Thursday, December 09, 2010

What's Up with the Extension for Ethanol Subsidies?

As conservatives, we understand that not everything that is dubbed as a tax cut is a good thing.  Liberals are wrought to describe handouts as tax cuts and tax cuts as handouts.  Thus, the extension of the regressive, job killing, price hiking ethanol subsidies are not good tax cuts and should not be extended.  Yet, through all of the discussion concerning the deal on the Bush tax cuts, there is a total blackout concerning the deal with the ethanol subsidies.  Tim Carney reports at the Washington Examiner, that Chuck Grassley (R-Ethanol) is claiming that a one year extension of these subsidies is part of the deal.  He draws attention to this article from the Quad-City Times:

"A deal to extend the Bush-era tax cuts also includes action on ethanol and biodiesel credits, U.S. Sen. Chuck Grassley, R-Iowa, said Tuesday.
The details aren’t clear yet, but Grassley told reporters that the ethanol and biodiesel tax credits would get a temporary extension, through 2011.
The biodiesel credit of $1 a gallon expired last year, and farm-state lawmakers have blamed the expiration for the idling of biodiesel plants.
The ethanol credit, at 45 cents per gallon, is scheduled to expire at the end of the year.
Grassley said the biodiesel credit extension also included applying it retroactively to 2010."

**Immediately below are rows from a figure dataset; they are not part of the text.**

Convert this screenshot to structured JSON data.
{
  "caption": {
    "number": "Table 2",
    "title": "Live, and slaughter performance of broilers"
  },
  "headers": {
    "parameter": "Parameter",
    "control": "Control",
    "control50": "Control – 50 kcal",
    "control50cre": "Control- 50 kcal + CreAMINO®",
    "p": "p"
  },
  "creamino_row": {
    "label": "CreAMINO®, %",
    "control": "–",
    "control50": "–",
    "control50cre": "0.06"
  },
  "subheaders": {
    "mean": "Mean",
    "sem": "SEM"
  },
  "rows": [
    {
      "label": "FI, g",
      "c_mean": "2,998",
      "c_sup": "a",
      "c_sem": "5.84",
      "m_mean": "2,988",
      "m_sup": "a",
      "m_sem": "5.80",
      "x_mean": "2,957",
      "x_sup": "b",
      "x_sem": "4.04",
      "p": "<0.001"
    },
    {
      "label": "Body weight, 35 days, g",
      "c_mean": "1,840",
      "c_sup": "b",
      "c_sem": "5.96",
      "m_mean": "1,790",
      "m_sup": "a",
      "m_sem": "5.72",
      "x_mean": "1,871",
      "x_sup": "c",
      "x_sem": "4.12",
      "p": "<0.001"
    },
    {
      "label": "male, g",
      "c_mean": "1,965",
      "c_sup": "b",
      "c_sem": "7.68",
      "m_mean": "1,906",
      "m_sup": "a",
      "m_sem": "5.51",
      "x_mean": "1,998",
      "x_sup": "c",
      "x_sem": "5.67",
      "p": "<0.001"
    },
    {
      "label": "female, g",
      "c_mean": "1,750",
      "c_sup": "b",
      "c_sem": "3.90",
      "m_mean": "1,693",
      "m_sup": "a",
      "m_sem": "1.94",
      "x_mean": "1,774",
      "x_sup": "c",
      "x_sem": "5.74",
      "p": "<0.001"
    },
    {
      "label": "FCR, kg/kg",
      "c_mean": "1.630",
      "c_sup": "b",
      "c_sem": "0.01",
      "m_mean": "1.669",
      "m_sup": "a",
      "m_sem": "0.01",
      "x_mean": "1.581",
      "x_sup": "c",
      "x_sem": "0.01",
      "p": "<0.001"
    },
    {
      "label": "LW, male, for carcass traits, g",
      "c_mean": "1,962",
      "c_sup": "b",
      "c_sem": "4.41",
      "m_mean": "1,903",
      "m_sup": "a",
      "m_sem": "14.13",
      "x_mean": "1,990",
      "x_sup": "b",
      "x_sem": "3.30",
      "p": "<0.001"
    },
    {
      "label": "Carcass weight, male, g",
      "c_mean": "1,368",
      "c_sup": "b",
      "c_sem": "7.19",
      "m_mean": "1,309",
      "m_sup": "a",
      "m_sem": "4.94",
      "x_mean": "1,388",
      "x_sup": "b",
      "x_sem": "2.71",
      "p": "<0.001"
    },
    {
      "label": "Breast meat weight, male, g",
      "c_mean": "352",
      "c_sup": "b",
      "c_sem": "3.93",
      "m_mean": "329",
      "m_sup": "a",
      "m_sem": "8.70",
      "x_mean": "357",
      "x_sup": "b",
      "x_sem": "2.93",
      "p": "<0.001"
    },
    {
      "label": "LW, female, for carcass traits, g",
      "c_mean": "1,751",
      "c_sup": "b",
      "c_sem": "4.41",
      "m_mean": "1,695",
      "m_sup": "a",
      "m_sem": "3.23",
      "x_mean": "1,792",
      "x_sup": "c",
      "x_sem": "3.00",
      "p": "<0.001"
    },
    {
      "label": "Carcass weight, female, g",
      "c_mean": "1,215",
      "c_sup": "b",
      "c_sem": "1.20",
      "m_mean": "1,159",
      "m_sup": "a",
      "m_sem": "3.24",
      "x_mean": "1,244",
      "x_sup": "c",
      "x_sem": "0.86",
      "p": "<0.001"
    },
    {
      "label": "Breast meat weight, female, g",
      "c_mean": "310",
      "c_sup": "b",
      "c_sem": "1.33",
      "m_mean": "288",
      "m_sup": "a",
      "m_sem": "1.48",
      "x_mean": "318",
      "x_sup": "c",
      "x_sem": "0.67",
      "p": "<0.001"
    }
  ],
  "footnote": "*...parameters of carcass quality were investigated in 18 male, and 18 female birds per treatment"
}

Republicans have already agreed to a permanent unemployment welfare system in order to extend the tax cuts for just two years.  They also agreed to bring back the death tax, albeit at a lower rate.  Are we now going to agree to more corn welfare for special interest groups?  According to the CBO, the ethanol subsidies cost us $6 billion annually.  The payroll tax cut will cost social security $120 billion and the unemployment welfare will cost $57 billion.  How much more are we going to bankrupt the nation in order to make a deal with Obama on something that he is already compelled to support?  Where is this deal anyway?  What else is hidden in this compromise?  Could Senator Kyl provide us with a hard copy?

There is currently a robust debate among conservatives whether the current tax deal is the best we could get from Obama.  But don't the supporters want to see the full copy of the deal before they sign off on it?  Is there any limit to the number of poison pills that the deal  would contain before Republicans will oppose it?  How can we blindly trust an invisible deal made with the devil that already contains extraneous details that are detrimental to this country?  I guess it is all about compromise for some GOPers.  To hell with the details.